On Christmas Eve 2014, a driver distracted by using FaceTime on his iPhone crashed into another vehicle on I-35 in Texas, killing the 5-year-old girl in the back seat. The child’s parents and her older sister — all also injured in the collision — are now suing Apple, alleging that the company was negligent in not deploying safeguards that would restrict the use of FaceTime while driving.
In a lawsuit [PDF] filed last week in a California state court, the parents point out that in 2008, Apple filed a patent application for a “Driver handheld computing device lock-out” systems that “disable the ability of a handheld computing device to perform certain functions, such as texting, while one is driving.” This patent was eventually granted by the U.S. Patent & Trademark Office in April 2014.
The plaintiffs allege that Apple was negligent by not including this technology in the iPhone 6 Plus (the phone used by the driver in the collision), and by allegedly failing to warn users that FaceTime was “likely to be dangerous when used or misused in a reasonably foreseeable manner.” This supposed negligence, was a “substantial factor” in the death of their daughter and their own injuries.
Apple, argue the plaintiffs, has “consistently and continuously failed to implement a safer, alternative design that would lock-out and prevent used of FaceTime while driving.”

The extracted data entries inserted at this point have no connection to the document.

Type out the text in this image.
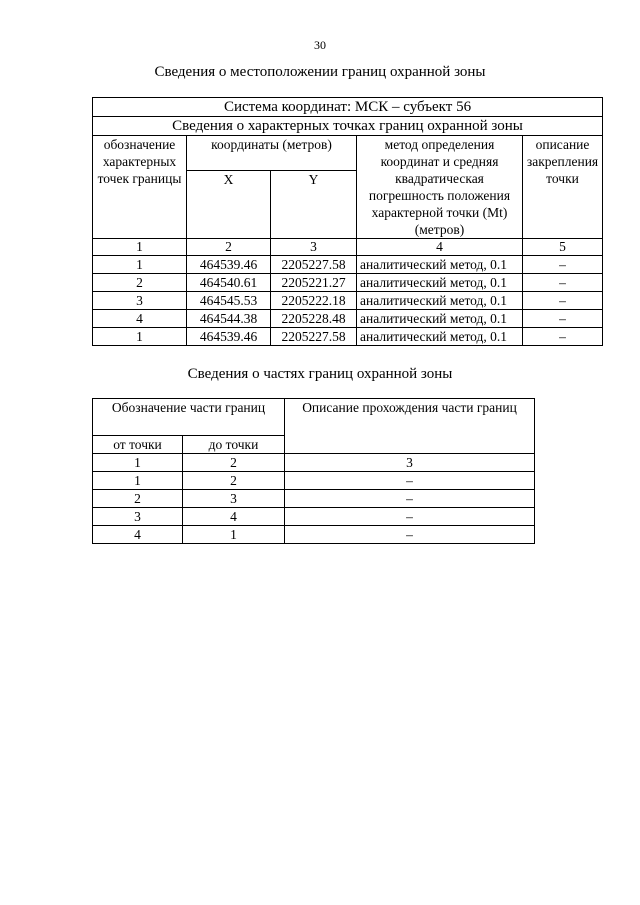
30
Сведения о местоположении границ охранной зоны
Система координат: МСК – субъект 56				
Сведения о характерных точках границ охранной зоны				
обозначение характерных точек границы	координаты (метров)		метод определения координат и средняя квадратическая погрешность положения характерной точки (Mt) (метров)	описание закрепления точки
	X	Y		
1	2	3	4	5
1	464539.46	2205227.58	аналитический метод, 0.1	–
2	464540.61	2205221.27	аналитический метод, 0.1	–
3	464545.53	2205222.18	аналитический метод, 0.1	–
4	464544.38	2205228.48	аналитический метод, 0.1	–
1	464539.46	2205227.58	аналитический метод, 0.1	–
Сведения о частях границ охранной зоны
Обозначение части границ		Описание прохождения части границ
от точки	до точки	
1	2	3
1	2	–
2	3	–
3	4	–
4	1	–
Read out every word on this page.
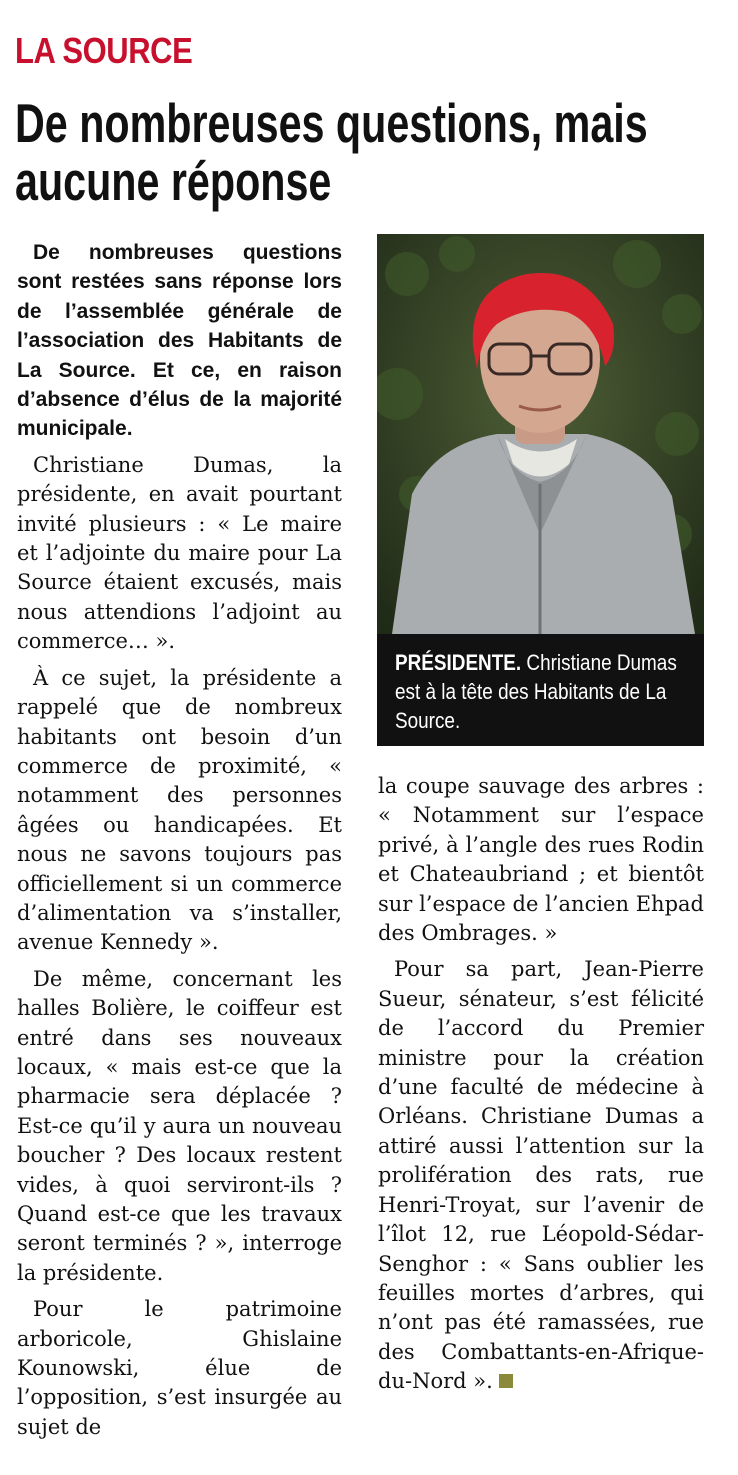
LA SOURCE
De nombreuses questions, mais aucune réponse

De nombreuses questions sont restées sans réponse lors de l’assemblée générale de l’association des Habitants de La Source. Et ce, en raison d’absence d’élus de la majorité municipale.

Christiane Dumas, la présidente, en avait pourtant invité plusieurs : « Le maire et l’adjointe du maire pour La Source étaient excusés, mais nous attendions l’adjoint au commerce… ».

À ce sujet, la présidente a rappelé que de nombreux habitants ont besoin d’un commerce de proximité, « notamment des personnes âgées ou handicapées. Et nous ne savons toujours pas officiellement si un commerce d’alimentation va s’installer, avenue Kennedy ».

De même, concernant les halles Bolière, le coiffeur est entré dans ses nouveaux locaux, « mais est-ce que la pharmacie sera déplacée ? Est-ce qu’il y aura un nouveau boucher ? Des locaux restent vides, à quoi serviront-ils ? Quand est-ce que les travaux seront terminés ? », interroge la présidente.

Pour le patrimoine arboricole, Ghislaine Kounowski, élue de l’opposition, s’est insurgée au sujet de

PRÉSIDENTE. Christiane Dumas est à la tête des Habitants de La Source.

la coupe sauvage des arbres : « Notamment sur l’espace privé, à l’angle des rues Rodin et Chateaubriand ; et bientôt sur l’espace de l’ancien Ehpad des Ombrages. »

Pour sa part, Jean-Pierre Sueur, sénateur, s’est félicité de l’accord du Premier ministre pour la création d’une faculté de médecine à Orléans. Christiane Dumas a attiré aussi l’attention sur la prolifération des rats, rue Henri-Troyat, sur l’avenir de l’îlot 12, rue Léopold-Sédar-Senghor : « Sans oublier les feuilles mortes d’arbres, qui n’ont pas été ramassées, rue des Combattants-en-Afrique-du-Nord ».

The plaintiffs point to the Apple patent application, which cites research on the potentially deadly dangers of distracted driving, as evidence that the company willfully ignored the risks associated with FaceTime and driving.
According to the complaint, Apple had known for years before this fatal incident about the “compulsory, addictive, and dangerous nature of iPhone usage by drivers” but “nevertheless voluntarily and intentionally failed to implement this technology.”